In the emerging markets the functioning is not very clear because of weak infrastructure which includes weak reporting and accounting standards, negligent behavior of regulatory body and higher cost of acquiring information. All these things lead to higher rate of information cascades and reputational herding. Another important issue is that information is very slowly incorporated by the market in the prices; and that is the reason it is more profitable to engage in momentum investment strategies.

The methods used in the research studies need to be selected with caution and need to be more refined so that its easier to differentiate between actual herding behavior from mere reaction of investors to new information or public announcements. It is hard to estimate the degree of herding behavior in the markets even if there is existence of highly technical statistical tools because there is certain required information which is not available. But ambiguity is very important for the proper functioning and liquidity of the markets and it is not apt to ask the financial participants to reveal information regarding their investment strategies.

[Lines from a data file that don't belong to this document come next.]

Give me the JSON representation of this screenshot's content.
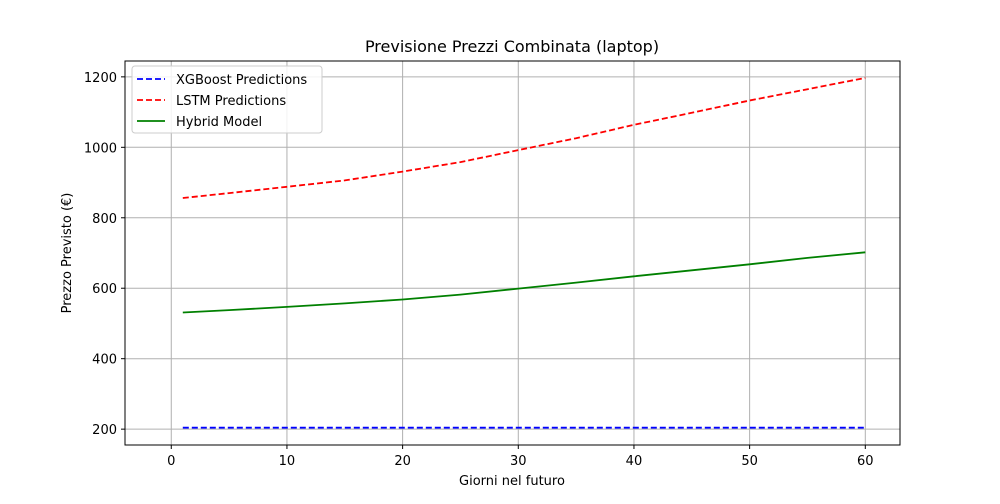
{
  "chart_data": {
    "type": "line",
    "title": "Previsione Prezzi Combinata (laptop)",
    "xlabel": "Giorni nel futuro",
    "ylabel": "Prezzo Previsto (€)",
    "xlim": [
      -4,
      63
    ],
    "ylim": [
      155,
      1245
    ],
    "xticks": [
      0,
      10,
      20,
      30,
      40,
      50,
      60
    ],
    "yticks": [
      200,
      400,
      600,
      800,
      1000,
      1200
    ],
    "grid": true,
    "legend_position": "top-left",
    "x": [
      1,
      5,
      10,
      15,
      20,
      25,
      30,
      35,
      40,
      45,
      50,
      55,
      60
    ],
    "series": [
      {
        "name": "XGBoost Predictions",
        "color": "#0000ff",
        "style": "dashed",
        "values": [
          204,
          204,
          204,
          204,
          204,
          204,
          204,
          204,
          204,
          204,
          204,
          204,
          204
        ]
      },
      {
        "name": "LSTM Predictions",
        "color": "#ff0000",
        "style": "dashed",
        "values": [
          856,
          870,
          888,
          906,
          931,
          958,
          992,
          1026,
          1064,
          1098,
          1133,
          1165,
          1197
        ]
      },
      {
        "name": "Hybrid Model",
        "color": "#008000",
        "style": "solid",
        "values": [
          531,
          538,
          547,
          557,
          568,
          582,
          599,
          616,
          634,
          651,
          668,
          686,
          702
        ]
      }
    ]
  }
}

There will always be some level of information irregularity and that is the reason there is possibility of formation of informational cascades and compensation and reputational based herding. It is very important to make the market transparent by designing better compensation contracts, timely availability of data, disclosure rules. If the markets are transparent then it is possible that most of the profit maximizing investors will respond to the changes in the situation of economic units in the similar manner.